Comcast CEO: It's Not A Broadband Cap, It's A 'Balanced Relationship'
from the semantic-manure dept
Comcast continues to play semantic patty cake as it defends the company's broadband usage cap plans. With about 12% of the company's customers now capped (and growing), Comcast insists the 300 GB monthly usage cap (with $10 per 50 GB overage fees) is simply a "trial" of a new, "balanced" relationship. You see, Comcast isn't just taking advantage of a lack of broadband competition to cash in on Internet video, it's simply experimenting with "flexible data consumption plans" that bring greater choice and freedom than ever before to customers of the least liked company in America.Speaking at a conference last week, Comcast CEO Brian Roberts added more insult to injury by insisting that imposing such limits on broadband makes sense, because broadband is just like gasoline and electricity:
"Just as with every other thing in your life — if you drive a hundred thousand miles or a thousand miles you buy more gasoline," Roberts said during Business Insider's Ignition conference on Tuesday. "If you turn on the air conditioning at 60 versus 72, you consume more electricity," he said. "The same is true for [data] usage, so I think the same for a wireless device — the more bits you use, the more you pay."Except that's nonsense. Unlike gasoline and electricity, Comcast's cost to provide broadband is fixed. It costs Comcast the same to deliver 10 Mbps as it does to deliver 50 Mbps, and while the company does incur capacity costs overall, generally they're easily offset by modest network investments like the upcoming upgrade to the DOCSIS 3.1 standard. Any ISP earnings report will show you that with bandwidth costs generally dropping, flat-rate broadband profit margins are incredibly healthy, and it's the cost of service and support (which again Comcast is literally the worst in the country at) that tend to be the biggest expenses.
Roberts knows this, but his attempt to distort what the company's doing has been par for the course so far. Roberts also trotted another favorite Comcast claim -- that what the company is doing isn't a bandwidth cap:
"They're not a cap," Roberts told attendees. "We don’t want anybody to ever not want to stay connected on our network." Comcast is, the CEO claims, "just trialing ways to have a balanced relationship."Except again, there's nothing "balanced" about what Comcast is doing. Users previously on unlimited (and already expensive) data plans not only face caps and overage fees, but they have to pay $30 to $35 if they want the same unlimited usage they enjoyed yesterday. Surely there's a planet where the populace thinks a mammoth rate hike of no benefit to the consumer can be considered "balanced," but it's certainly not this one. Remember, Comcast's own support documents have shown that these caps are in no way technically necessary. They're a rate hike to protect Comcast's TV revenues from Internet video.

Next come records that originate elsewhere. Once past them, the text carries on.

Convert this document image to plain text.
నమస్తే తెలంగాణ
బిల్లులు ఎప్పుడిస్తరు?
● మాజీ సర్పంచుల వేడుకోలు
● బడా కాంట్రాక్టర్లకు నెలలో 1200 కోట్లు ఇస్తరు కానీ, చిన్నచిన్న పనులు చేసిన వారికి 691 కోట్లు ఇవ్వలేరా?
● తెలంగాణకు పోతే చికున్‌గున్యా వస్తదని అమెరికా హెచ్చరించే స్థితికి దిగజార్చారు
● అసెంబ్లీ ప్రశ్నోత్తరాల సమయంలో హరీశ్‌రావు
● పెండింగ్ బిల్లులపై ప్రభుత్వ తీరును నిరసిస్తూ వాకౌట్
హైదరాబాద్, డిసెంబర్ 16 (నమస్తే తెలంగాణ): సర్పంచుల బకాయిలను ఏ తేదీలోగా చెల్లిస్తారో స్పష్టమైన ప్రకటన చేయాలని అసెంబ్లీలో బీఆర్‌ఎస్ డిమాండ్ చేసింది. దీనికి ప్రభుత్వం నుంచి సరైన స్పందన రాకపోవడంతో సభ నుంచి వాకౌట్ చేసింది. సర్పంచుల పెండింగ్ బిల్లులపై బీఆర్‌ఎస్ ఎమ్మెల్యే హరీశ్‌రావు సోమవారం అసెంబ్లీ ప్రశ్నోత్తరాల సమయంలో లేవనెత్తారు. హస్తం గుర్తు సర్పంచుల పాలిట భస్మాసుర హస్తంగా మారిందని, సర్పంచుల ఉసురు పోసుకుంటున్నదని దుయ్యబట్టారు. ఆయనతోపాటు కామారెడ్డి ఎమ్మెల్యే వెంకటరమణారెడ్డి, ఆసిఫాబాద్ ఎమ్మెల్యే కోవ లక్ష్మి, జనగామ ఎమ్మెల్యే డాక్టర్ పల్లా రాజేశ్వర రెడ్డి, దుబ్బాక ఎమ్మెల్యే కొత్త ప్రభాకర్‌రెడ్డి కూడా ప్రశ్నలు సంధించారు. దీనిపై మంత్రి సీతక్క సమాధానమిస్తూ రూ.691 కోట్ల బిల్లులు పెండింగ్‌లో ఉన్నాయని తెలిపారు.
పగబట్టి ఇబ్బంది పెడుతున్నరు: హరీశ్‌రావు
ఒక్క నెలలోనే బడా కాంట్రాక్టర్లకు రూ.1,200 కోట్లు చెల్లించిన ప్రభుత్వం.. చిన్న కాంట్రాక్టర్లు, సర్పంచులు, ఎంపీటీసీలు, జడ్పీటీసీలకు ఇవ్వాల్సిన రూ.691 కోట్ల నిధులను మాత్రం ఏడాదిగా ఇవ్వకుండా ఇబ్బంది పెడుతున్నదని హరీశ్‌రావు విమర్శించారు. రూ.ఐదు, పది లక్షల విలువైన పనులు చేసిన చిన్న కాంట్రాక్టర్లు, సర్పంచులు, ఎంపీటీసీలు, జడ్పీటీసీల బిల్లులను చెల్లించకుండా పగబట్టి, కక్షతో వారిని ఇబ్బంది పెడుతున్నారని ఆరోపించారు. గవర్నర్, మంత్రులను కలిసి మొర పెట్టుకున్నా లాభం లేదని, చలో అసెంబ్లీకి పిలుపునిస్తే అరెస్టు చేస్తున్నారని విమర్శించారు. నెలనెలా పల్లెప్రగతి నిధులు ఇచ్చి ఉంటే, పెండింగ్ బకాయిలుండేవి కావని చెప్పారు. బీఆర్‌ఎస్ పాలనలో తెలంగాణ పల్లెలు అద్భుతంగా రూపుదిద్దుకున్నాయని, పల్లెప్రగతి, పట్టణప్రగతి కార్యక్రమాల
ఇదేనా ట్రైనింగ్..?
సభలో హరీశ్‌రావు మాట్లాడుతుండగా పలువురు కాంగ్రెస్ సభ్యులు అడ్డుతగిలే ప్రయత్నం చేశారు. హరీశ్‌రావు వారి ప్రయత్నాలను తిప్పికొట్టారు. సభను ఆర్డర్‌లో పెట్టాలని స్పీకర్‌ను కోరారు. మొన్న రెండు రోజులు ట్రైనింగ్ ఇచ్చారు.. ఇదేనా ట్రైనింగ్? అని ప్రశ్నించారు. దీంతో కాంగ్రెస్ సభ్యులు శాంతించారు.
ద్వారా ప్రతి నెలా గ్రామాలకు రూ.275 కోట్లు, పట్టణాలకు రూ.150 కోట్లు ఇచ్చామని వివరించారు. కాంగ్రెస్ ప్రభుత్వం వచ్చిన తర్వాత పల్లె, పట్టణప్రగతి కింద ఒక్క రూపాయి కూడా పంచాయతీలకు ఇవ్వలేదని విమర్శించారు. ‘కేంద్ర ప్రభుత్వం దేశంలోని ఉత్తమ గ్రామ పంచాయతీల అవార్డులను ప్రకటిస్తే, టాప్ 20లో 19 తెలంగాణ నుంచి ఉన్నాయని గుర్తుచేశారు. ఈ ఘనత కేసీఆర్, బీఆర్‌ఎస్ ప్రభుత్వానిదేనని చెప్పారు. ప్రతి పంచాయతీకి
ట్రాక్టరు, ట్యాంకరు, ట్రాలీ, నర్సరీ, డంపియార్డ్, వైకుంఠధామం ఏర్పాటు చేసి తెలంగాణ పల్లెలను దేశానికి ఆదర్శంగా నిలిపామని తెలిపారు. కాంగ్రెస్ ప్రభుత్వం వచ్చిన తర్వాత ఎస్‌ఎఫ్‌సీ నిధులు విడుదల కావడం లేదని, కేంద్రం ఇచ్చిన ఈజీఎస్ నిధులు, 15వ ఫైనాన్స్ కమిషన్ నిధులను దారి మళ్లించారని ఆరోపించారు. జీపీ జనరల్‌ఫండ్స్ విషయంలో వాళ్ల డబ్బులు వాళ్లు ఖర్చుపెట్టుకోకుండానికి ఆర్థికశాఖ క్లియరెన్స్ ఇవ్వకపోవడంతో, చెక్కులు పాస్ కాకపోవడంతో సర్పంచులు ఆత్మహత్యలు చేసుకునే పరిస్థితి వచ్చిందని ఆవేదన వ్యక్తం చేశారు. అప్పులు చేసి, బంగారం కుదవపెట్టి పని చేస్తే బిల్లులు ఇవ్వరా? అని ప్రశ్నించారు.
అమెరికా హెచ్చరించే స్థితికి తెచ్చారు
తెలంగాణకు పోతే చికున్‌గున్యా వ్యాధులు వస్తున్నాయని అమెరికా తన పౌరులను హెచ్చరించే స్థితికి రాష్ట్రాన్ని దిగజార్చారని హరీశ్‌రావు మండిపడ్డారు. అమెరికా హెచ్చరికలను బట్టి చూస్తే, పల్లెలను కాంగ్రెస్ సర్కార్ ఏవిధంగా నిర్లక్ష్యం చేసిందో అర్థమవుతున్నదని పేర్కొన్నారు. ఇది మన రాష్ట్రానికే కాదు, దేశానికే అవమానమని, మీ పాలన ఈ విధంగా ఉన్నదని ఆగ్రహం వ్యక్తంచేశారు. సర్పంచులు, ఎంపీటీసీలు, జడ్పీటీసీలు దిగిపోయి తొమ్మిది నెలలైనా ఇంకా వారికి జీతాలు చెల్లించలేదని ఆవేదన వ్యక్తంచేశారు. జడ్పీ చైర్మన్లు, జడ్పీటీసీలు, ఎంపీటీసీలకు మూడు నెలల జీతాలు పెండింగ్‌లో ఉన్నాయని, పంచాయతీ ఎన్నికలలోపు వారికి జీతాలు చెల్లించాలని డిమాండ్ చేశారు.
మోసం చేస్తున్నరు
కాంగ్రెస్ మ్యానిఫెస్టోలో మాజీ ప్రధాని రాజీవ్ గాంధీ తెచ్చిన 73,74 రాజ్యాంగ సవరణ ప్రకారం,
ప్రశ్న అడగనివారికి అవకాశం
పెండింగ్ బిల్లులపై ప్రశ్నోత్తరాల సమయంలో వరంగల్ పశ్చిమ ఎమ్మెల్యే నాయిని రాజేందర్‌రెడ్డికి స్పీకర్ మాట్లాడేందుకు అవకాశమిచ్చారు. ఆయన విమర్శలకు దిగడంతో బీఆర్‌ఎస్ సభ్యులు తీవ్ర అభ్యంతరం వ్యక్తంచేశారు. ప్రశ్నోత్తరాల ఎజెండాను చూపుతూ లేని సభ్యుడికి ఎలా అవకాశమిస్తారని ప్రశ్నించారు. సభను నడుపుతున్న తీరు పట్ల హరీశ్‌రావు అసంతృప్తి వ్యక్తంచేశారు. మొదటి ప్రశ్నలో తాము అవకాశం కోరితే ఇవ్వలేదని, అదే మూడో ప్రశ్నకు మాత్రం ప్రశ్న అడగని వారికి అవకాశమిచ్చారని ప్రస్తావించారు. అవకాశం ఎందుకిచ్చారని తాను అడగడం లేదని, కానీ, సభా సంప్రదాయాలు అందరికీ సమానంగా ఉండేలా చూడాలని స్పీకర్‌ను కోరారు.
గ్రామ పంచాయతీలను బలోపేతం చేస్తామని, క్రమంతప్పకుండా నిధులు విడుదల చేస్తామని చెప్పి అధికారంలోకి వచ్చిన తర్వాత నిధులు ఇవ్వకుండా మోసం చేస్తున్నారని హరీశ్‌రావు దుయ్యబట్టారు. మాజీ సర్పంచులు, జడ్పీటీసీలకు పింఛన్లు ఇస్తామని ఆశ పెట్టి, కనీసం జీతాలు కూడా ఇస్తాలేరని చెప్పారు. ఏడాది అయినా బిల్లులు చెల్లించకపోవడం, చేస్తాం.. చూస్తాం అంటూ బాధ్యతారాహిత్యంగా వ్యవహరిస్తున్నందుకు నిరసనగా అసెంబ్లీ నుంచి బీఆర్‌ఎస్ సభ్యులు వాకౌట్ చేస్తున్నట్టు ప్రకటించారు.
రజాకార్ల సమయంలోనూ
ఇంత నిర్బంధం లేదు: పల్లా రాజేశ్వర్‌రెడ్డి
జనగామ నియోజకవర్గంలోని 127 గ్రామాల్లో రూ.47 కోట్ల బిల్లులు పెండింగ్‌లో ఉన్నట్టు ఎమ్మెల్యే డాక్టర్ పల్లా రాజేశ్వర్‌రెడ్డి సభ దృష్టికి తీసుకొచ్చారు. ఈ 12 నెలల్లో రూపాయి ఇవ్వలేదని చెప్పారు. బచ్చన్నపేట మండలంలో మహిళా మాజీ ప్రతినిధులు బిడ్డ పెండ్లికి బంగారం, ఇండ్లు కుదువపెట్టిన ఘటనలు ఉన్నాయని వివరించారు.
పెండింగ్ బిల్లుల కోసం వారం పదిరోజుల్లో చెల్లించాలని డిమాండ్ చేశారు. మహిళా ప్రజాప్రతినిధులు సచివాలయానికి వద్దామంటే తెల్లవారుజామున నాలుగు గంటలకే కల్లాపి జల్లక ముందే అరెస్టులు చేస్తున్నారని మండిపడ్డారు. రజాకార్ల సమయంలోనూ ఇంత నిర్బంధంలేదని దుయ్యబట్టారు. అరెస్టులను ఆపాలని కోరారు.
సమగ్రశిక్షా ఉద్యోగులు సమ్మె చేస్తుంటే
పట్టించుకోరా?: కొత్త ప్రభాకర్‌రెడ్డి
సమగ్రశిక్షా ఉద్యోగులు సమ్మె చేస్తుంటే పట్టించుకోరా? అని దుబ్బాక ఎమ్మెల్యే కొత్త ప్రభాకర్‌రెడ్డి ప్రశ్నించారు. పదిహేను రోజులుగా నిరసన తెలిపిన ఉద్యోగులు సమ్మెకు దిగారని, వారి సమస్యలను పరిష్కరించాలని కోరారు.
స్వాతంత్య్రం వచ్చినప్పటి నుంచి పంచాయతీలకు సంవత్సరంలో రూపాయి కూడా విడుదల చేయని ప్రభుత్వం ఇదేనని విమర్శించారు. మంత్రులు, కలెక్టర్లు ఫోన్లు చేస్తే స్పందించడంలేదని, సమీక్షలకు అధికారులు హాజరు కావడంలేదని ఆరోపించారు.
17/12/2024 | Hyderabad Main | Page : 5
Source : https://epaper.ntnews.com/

It's clear Comcast brass hopes that by moving slowly, and framing the caps as a "trial" that offers "flexibility," it will keep the public and regulators slack-jawed and docile. But the company needs to tread carefully. ISPs have whined incessantly that they shouldn't be regulated like utilities despite being so eager to bill like them. And despite a lot of hand-wringing over "utility regulations" during the net neutrality fracas, so far regulators have complied, refusing to apply most of the specific utility regulations during the recent ISP reclassification to Title II.
But eventually consumers, the press and a few politicians will realize that unlike gasoline and electricity, nobody is objectively working to ensure that broadband usage meters are accurate. The result has been meters that at times have logged usage even when the modem's off or the power is out, problems that will only grow as caps expand. As such, broadband ISPs eager to cap may be inviting the kind of price controls and price caps (sorry, balanced relationships with regulators) that gives any good duopoly ISP executive nightmares.